Droni a vela: la nuova frontiera della sorveglianza nel Baltico e nel Mare del Nord

Nel panorama della sorveglianza marittima, la Danimarca ha compiuto un notevole passo avanti grazie all’introduzione dei droni a vela autonomi, conosciuti come Voyager. Queste imbarcazioni, lunghe 10 metri e dotate di vele rigide, pannelli solari e sofisticati sensori, navigano nei mari del Baltico e del Mare del Nord senza equipaggio a bordo. Il progetto è frutto di una collaborazione tra la marina danese e la società statunitense Saildrone, nota per le sue soluzioni tecnologiche avanzate per l’osservazione oceano-marina.

La missione dei droni Voyager

I Voyager, salpati per la prima volta il 16 giugno 2023 dal porto di Køge, non sono semplici barche a vela. La loro missione è molto più complessa e comprende:

  1. Raccolta di dati
  2. Pattugliamento delle acque
  3. Monitoraggio di attività sospette in aree con limitata presenza militare

Grazie alla loro autonomia energetica, alimentati da sole e vento, i droni possono operare per lunghi periodi senza necessità di rifornimenti.

Tecnologia all’avanguardia

La tecnologia a bordo dei Voyager è all’avanguardia. Ogni drone è equipaggiato con:

  • Radar
  • Telecamere ottiche e a infrarossi
  • Sonar
  • Microfoni subacquei

Questi strumenti consentono di monitorare l’ambiente marino sia in superficie che in profondità. Con un raggio d’azione di 50 chilometri e una capacità di esplorazione fino a 300 metri di profondità, i Voyager rappresentano una nuova frontiera nella sorveglianza marittima. Richard Jenkins, fondatore e CEO di Saildrone, ha descritto i Voyager come “camion del mare”, capaci di rilevare e ascoltare fenomeni marini che altrimenti passerebbero inosservati.
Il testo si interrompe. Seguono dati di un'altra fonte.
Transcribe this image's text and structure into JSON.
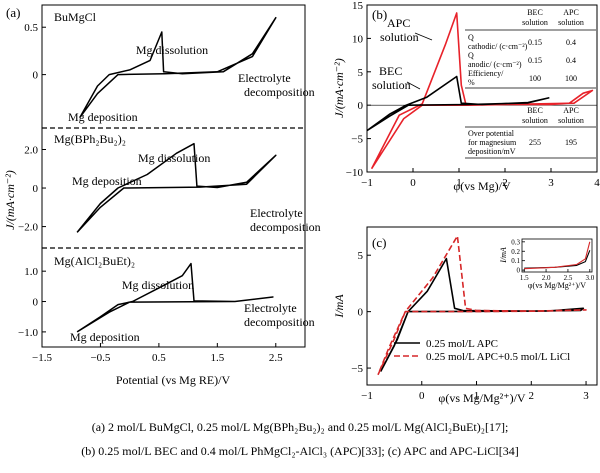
{
  "chart_data": [
    {
      "type": "line",
      "panel_label": "(a)",
      "xlabel": "Potential (vs Mg RE)/V",
      "ylabel": "J/(mA·cm⁻²)",
      "xlim": [
        -1.5,
        3.0
      ],
      "xticks": [
        -1.5,
        -0.5,
        0.5,
        1.5,
        2.5
      ],
      "xtick_labels": [
        "−1.5",
        "−0.5",
        "0.5",
        "1.5",
        "2.5"
      ],
      "subplots": [
        {
          "label": "BuMgCl",
          "yticks": [
            0,
            0.5
          ],
          "ytick_labels": [
            "0",
            "0.5"
          ],
          "ylim": [
            -0.5,
            0.65
          ],
          "annotations": [
            "Mg dissolution",
            "Mg deposition",
            "Electrolyte decomposition"
          ],
          "curve": [
            [
              -0.85,
              -0.45
            ],
            [
              -0.55,
              -0.12
            ],
            [
              -0.35,
              0.0
            ],
            [
              0.0,
              0.05
            ],
            [
              0.35,
              0.15
            ],
            [
              0.55,
              0.45
            ],
            [
              0.58,
              0.03
            ],
            [
              0.9,
              0.01
            ],
            [
              1.6,
              0.03
            ],
            [
              2.1,
              0.22
            ],
            [
              2.5,
              0.6
            ],
            [
              2.1,
              0.19
            ],
            [
              1.5,
              0.03
            ],
            [
              0.6,
              0.01
            ],
            [
              -0.2,
              0.0
            ],
            [
              -0.55,
              -0.2
            ],
            [
              -0.85,
              -0.45
            ]
          ]
        },
        {
          "label": "Mg(BPh₂Bu₂)₂",
          "yticks": [
            -2,
            0,
            2
          ],
          "ytick_labels": [
            "−2.0",
            "0",
            "2.0"
          ],
          "ylim": [
            -2.8,
            2.7
          ],
          "annotations": [
            "Mg dissolution",
            "Mg deposition",
            "Electrolyte decomposition"
          ],
          "curve": [
            [
              -0.9,
              -2.3
            ],
            [
              -0.5,
              -0.8
            ],
            [
              -0.2,
              0.0
            ],
            [
              0.3,
              0.7
            ],
            [
              0.8,
              1.8
            ],
            [
              1.1,
              2.3
            ],
            [
              1.15,
              0.1
            ],
            [
              1.5,
              0.03
            ],
            [
              2.0,
              0.3
            ],
            [
              2.5,
              1.7
            ],
            [
              2.0,
              0.2
            ],
            [
              1.2,
              0.05
            ],
            [
              -0.1,
              0.0
            ],
            [
              -0.5,
              -1.0
            ],
            [
              -0.9,
              -2.3
            ]
          ]
        },
        {
          "label": "Mg(AlCl₂BuEt)₂",
          "yticks": [
            -1,
            0,
            1
          ],
          "ytick_labels": [
            "−1.0",
            "0",
            "1.0"
          ],
          "ylim": [
            -1.3,
            1.5
          ],
          "annotations": [
            "Mg dissolution",
            "Mg deposition",
            "Electrolyte decomposition"
          ],
          "curve": [
            [
              -0.9,
              -1.0
            ],
            [
              -0.5,
              -0.5
            ],
            [
              -0.2,
              -0.1
            ],
            [
              0.05,
              0.0
            ],
            [
              0.5,
              0.45
            ],
            [
              0.9,
              0.85
            ],
            [
              1.05,
              1.25
            ],
            [
              1.1,
              0.02
            ],
            [
              1.8,
              0.0
            ],
            [
              2.45,
              0.15
            ],
            [
              1.8,
              0.0
            ],
            [
              0.0,
              -0.02
            ],
            [
              -0.35,
              -0.35
            ],
            [
              -0.9,
              -1.0
            ]
          ]
        }
      ]
    },
    {
      "type": "line",
      "panel_label": "(b)",
      "xlabel": "φ(vs Mg)/V",
      "ylabel": "J/(mA·cm⁻²)",
      "xlim": [
        -1,
        4
      ],
      "ylim": [
        -10,
        15
      ],
      "xticks": [
        -1,
        0,
        1,
        2,
        3,
        4
      ],
      "yticks": [
        -10,
        -5,
        0,
        5,
        10,
        15
      ],
      "annotations": [
        "APC solution",
        "BEC solution"
      ],
      "series": [
        {
          "name": "APC",
          "color": "#e8222a",
          "values": [
            [
              -0.9,
              -9.5
            ],
            [
              -0.3,
              -1.5
            ],
            [
              0.2,
              0.2
            ],
            [
              0.7,
              9.0
            ],
            [
              0.95,
              13.8
            ],
            [
              1.05,
              3.0
            ],
            [
              1.15,
              0.1
            ],
            [
              3.0,
              0.1
            ],
            [
              3.4,
              0.3
            ],
            [
              3.7,
              1.8
            ],
            [
              3.9,
              2.2
            ],
            [
              3.5,
              0.3
            ],
            [
              1.2,
              0.0
            ],
            [
              0.2,
              0.0
            ],
            [
              -0.2,
              -2.0
            ],
            [
              -0.9,
              -9.5
            ]
          ]
        },
        {
          "name": "BEC",
          "color": "#000000",
          "values": [
            [
              -1.0,
              -3.8
            ],
            [
              -0.5,
              -1.3
            ],
            [
              -0.15,
              0.0
            ],
            [
              0.3,
              1.2
            ],
            [
              0.95,
              4.3
            ],
            [
              1.05,
              0.3
            ],
            [
              1.5,
              0.1
            ],
            [
              2.5,
              0.4
            ],
            [
              2.95,
              1.1
            ],
            [
              2.5,
              0.35
            ],
            [
              1.2,
              0.1
            ],
            [
              -0.1,
              0.0
            ],
            [
              -0.5,
              -1.6
            ],
            [
              -1.0,
              -3.8
            ]
          ]
        }
      ],
      "table_top": {
        "headers": [
          "",
          "BEC solution",
          "APC solution"
        ],
        "rows": [
          [
            "Q cathodic/ (c·cm⁻²)",
            "0.15",
            "0.4"
          ],
          [
            "Q anodic/ (c·cm⁻²)",
            "0.15",
            "0.4"
          ],
          [
            "Efficiency/ %",
            "100",
            "100"
          ]
        ]
      },
      "table_bottom": {
        "headers": [
          "",
          "BEC solution",
          "APC solution"
        ],
        "rows": [
          [
            "Over potential for magnesium deposition/mV",
            "255",
            "195"
          ]
        ]
      }
    },
    {
      "type": "line",
      "panel_label": "(c)",
      "xlabel": "φ(vs Mg/Mg²⁺)/V",
      "ylabel": "I/mA",
      "xlim": [
        -1,
        3.2
      ],
      "ylim": [
        -6.5,
        7.5
      ],
      "xticks": [
        -1,
        0,
        1,
        2,
        3
      ],
      "yticks": [
        -5,
        0,
        5
      ],
      "series": [
        {
          "name": "0.25 mol/L APC",
          "color": "#000000",
          "dash": "solid",
          "values": [
            [
              -0.75,
              -5.3
            ],
            [
              -0.45,
              -2.5
            ],
            [
              -0.25,
              0.0
            ],
            [
              0.1,
              1.8
            ],
            [
              0.45,
              4.7
            ],
            [
              0.6,
              0.3
            ],
            [
              0.75,
              0.1
            ],
            [
              2.0,
              0.05
            ],
            [
              2.9,
              0.1
            ],
            [
              2.95,
              0.3
            ],
            [
              2.3,
              0.05
            ],
            [
              0.7,
              0.02
            ],
            [
              -0.25,
              0.0
            ],
            [
              -0.5,
              -3.0
            ],
            [
              -0.75,
              -5.3
            ]
          ]
        },
        {
          "name": "0.25 mol/L APC+0.5 mol/L LiCl",
          "color": "#d62728",
          "dash": "dashed",
          "values": [
            [
              -0.8,
              -5.6
            ],
            [
              -0.5,
              -2.4
            ],
            [
              -0.3,
              0.0
            ],
            [
              0.2,
              3.0
            ],
            [
              0.65,
              6.7
            ],
            [
              0.8,
              0.3
            ],
            [
              1.0,
              0.1
            ],
            [
              2.0,
              0.05
            ],
            [
              3.0,
              0.15
            ],
            [
              2.2,
              0.05
            ],
            [
              1.0,
              0.0
            ],
            [
              -0.3,
              0.0
            ],
            [
              -0.6,
              -3.2
            ],
            [
              -0.8,
              -5.6
            ]
          ]
        }
      ],
      "inset": {
        "xlabel": "φ(vs Mg/Mg²⁺)/V",
        "ylabel": "I/mA",
        "xlim": [
          1.45,
          3.05
        ],
        "ylim": [
          -0.02,
          0.33
        ],
        "xticks": [
          1.5,
          2.0,
          2.5,
          3.0
        ],
        "yticks": [
          0,
          0.1,
          0.2,
          0.3
        ],
        "ytick_labels": [
          "0",
          "0.1",
          "0.2",
          "0.3"
        ],
        "series": [
          {
            "name": "APC",
            "color": "#000000",
            "values": [
              [
                1.5,
                0.02
              ],
              [
                2.2,
                0.03
              ],
              [
                2.7,
                0.05
              ],
              [
                2.9,
                0.09
              ],
              [
                3.0,
                0.21
              ]
            ]
          },
          {
            "name": "APC+LiCl",
            "color": "#d62728",
            "values": [
              [
                1.5,
                0.015
              ],
              [
                2.2,
                0.03
              ],
              [
                2.7,
                0.06
              ],
              [
                2.9,
                0.12
              ],
              [
                3.0,
                0.3
              ]
            ]
          }
        ]
      }
    }
  ],
  "caption": {
    "line1": "(a)  2  mol/L  BuMgCl,  0.25  mol/L   Mg(BPh₂Bu₂)₂ and 0.25 mol/L Mg(AlCl₂BuEt)₂[17];",
    "line2": "(b) 0.25 mol/L BEC and 0.4 mol/L PhMgCl₂-AlCl₃ (APC)[33]; (c) APC and APC-LiCl[34]"
  }
}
Contesto geopolitico e importanza della sorveglianza

Il ruolo di questi droni diventa cruciale nel contesto geopolitico del Mar Baltico, un’area sensibile dopo l’invasione russa dell’Ucraina nel 2022. Gli attacchi ai cavi sottomarini nel 2024 sono stati interpretati come atti di guerra ibrida, evidenziando la vulnerabilità delle infrastrutture strategiche nella regione. Il Mar Baltico, che rappresenta oltre l’8% del traffico marittimo mondiale, è una via commerciale cruciale, accessibile solo attraverso i complessi stretti danesi.

Il Ministero della Difesa danese ha chiarito che l’obiettivo principale del progetto Voyager è aumentare la sorveglianza nelle aree meno presidiate, in particolare vicino a cavi e condutture sottomarine. Kim Jorgensen, direttore nazionale danese per gli armamenti, ha sottolineato l’importanza di testare questi droni anche nelle acque interne, caratterizzate da un traffico marittimo intenso, per valutarne l’efficacia e la sicurezza.
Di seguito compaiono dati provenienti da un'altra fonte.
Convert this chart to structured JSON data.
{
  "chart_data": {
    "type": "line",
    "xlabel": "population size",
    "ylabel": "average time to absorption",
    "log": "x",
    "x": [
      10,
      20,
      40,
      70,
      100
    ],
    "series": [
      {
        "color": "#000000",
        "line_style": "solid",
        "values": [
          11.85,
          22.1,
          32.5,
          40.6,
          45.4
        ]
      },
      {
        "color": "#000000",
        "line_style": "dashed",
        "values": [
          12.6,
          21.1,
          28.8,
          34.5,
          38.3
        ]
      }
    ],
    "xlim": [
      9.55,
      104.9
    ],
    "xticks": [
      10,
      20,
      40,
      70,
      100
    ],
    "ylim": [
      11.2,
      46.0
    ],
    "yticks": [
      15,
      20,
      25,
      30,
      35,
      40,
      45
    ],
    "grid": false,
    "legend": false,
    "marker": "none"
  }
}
Inoltre, i Voyager possono rimanere in mare per tre mesi senza necessità di rientrare, coprendo aree che le navi da pattugliamento tradizionali non riescono a monitorare costantemente. La loro capacità di operare in modo autonomo riduce i rischi per il personale e ottimizza i costi operativi. Questa nuova era di droni marittimi potrebbe rappresentare un cambiamento radicale nella gestione delle operazioni di sorveglianza e pattugliamento, non solo in Danimarca, ma potenzialmente in tutto il mondo.
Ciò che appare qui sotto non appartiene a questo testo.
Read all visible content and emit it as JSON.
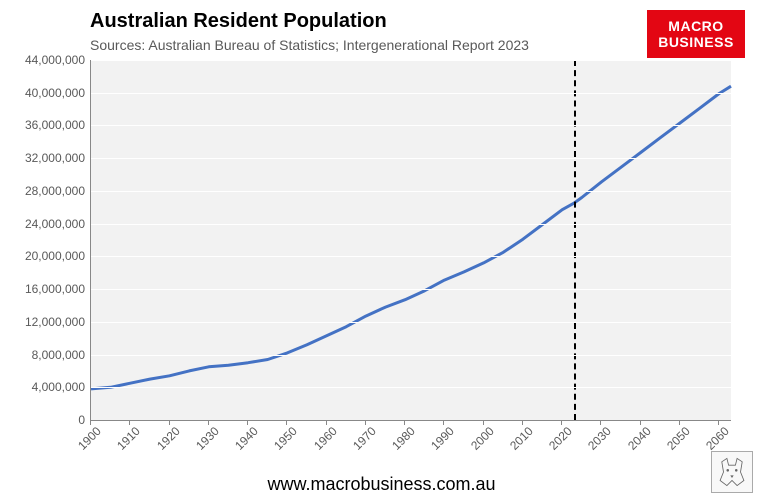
{
  "chart": {
    "type": "line",
    "title": "Australian Resident Population",
    "title_fontsize": 20,
    "title_color": "#000000",
    "subtitle": "Sources: Australian Bureau of Statistics; Intergenerational Report 2023",
    "subtitle_fontsize": 14,
    "subtitle_color": "#595959",
    "background_color": "#ffffff",
    "plot_background_color": "#f2f2f2",
    "grid_color": "#ffffff",
    "axis_color": "#888888",
    "line_color": "#4472c4",
    "line_width": 3,
    "dash_line_x": 2023,
    "dash_line_color": "#000000",
    "xlim": [
      1900,
      2063
    ],
    "ylim": [
      0,
      44000000
    ],
    "ytick_step": 4000000,
    "xtick_step": 10,
    "yticks": [
      0,
      4000000,
      8000000,
      12000000,
      16000000,
      20000000,
      24000000,
      28000000,
      32000000,
      36000000,
      40000000,
      44000000
    ],
    "ytick_labels": [
      "0",
      "4,000,000",
      "8,000,000",
      "12,000,000",
      "16,000,000",
      "20,000,000",
      "24,000,000",
      "28,000,000",
      "32,000,000",
      "36,000,000",
      "40,000,000",
      "44,000,000"
    ],
    "xticks": [
      1900,
      1910,
      1920,
      1930,
      1940,
      1950,
      1960,
      1970,
      1980,
      1990,
      2000,
      2010,
      2020,
      2030,
      2040,
      2050,
      2060
    ],
    "xtick_labels": [
      "1900",
      "1910",
      "1920",
      "1930",
      "1940",
      "1950",
      "1960",
      "1970",
      "1980",
      "1990",
      "2000",
      "2010",
      "2020",
      "2030",
      "2040",
      "2050",
      "2060"
    ],
    "label_fontsize": 12,
    "label_color": "#595959",
    "series": [
      {
        "x": 1900,
        "y": 3800000
      },
      {
        "x": 1905,
        "y": 4000000
      },
      {
        "x": 1910,
        "y": 4500000
      },
      {
        "x": 1915,
        "y": 5000000
      },
      {
        "x": 1920,
        "y": 5400000
      },
      {
        "x": 1925,
        "y": 6000000
      },
      {
        "x": 1930,
        "y": 6500000
      },
      {
        "x": 1935,
        "y": 6700000
      },
      {
        "x": 1940,
        "y": 7000000
      },
      {
        "x": 1945,
        "y": 7400000
      },
      {
        "x": 1950,
        "y": 8200000
      },
      {
        "x": 1955,
        "y": 9200000
      },
      {
        "x": 1960,
        "y": 10300000
      },
      {
        "x": 1965,
        "y": 11400000
      },
      {
        "x": 1970,
        "y": 12700000
      },
      {
        "x": 1975,
        "y": 13800000
      },
      {
        "x": 1980,
        "y": 14700000
      },
      {
        "x": 1985,
        "y": 15800000
      },
      {
        "x": 1990,
        "y": 17100000
      },
      {
        "x": 1995,
        "y": 18100000
      },
      {
        "x": 2000,
        "y": 19200000
      },
      {
        "x": 2005,
        "y": 20500000
      },
      {
        "x": 2010,
        "y": 22100000
      },
      {
        "x": 2015,
        "y": 23900000
      },
      {
        "x": 2020,
        "y": 25700000
      },
      {
        "x": 2023,
        "y": 26500000
      },
      {
        "x": 2025,
        "y": 27200000
      },
      {
        "x": 2030,
        "y": 29100000
      },
      {
        "x": 2035,
        "y": 30900000
      },
      {
        "x": 2040,
        "y": 32700000
      },
      {
        "x": 2045,
        "y": 34500000
      },
      {
        "x": 2050,
        "y": 36300000
      },
      {
        "x": 2055,
        "y": 38100000
      },
      {
        "x": 2060,
        "y": 39900000
      },
      {
        "x": 2063,
        "y": 40800000
      }
    ]
  },
  "logo": {
    "line1": "MACRO",
    "line2": "BUSINESS",
    "bg_color": "#e30613",
    "text_color": "#ffffff"
  },
  "url": "www.macrobusiness.com.au",
  "wolf_icon": "wolf-icon"
}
In conclusione, l’iniziativa danese con i droni Voyager segna un importante passo avanti nella sorveglianza marittima. Con la crescente complessità delle minacce globali, strumenti come questi droni a vela rappresentano un approccio innovativo e sostenibile per garantire la sicurezza delle rotte marittime e delle infrastrutture critiche. La combinazione di tecnologia avanzata e autonomia operativa potrebbe rivelarsi decisiva nella lotta contro attività illecite e nella protezione delle acque strategiche del Baltico e del Mare del Nord.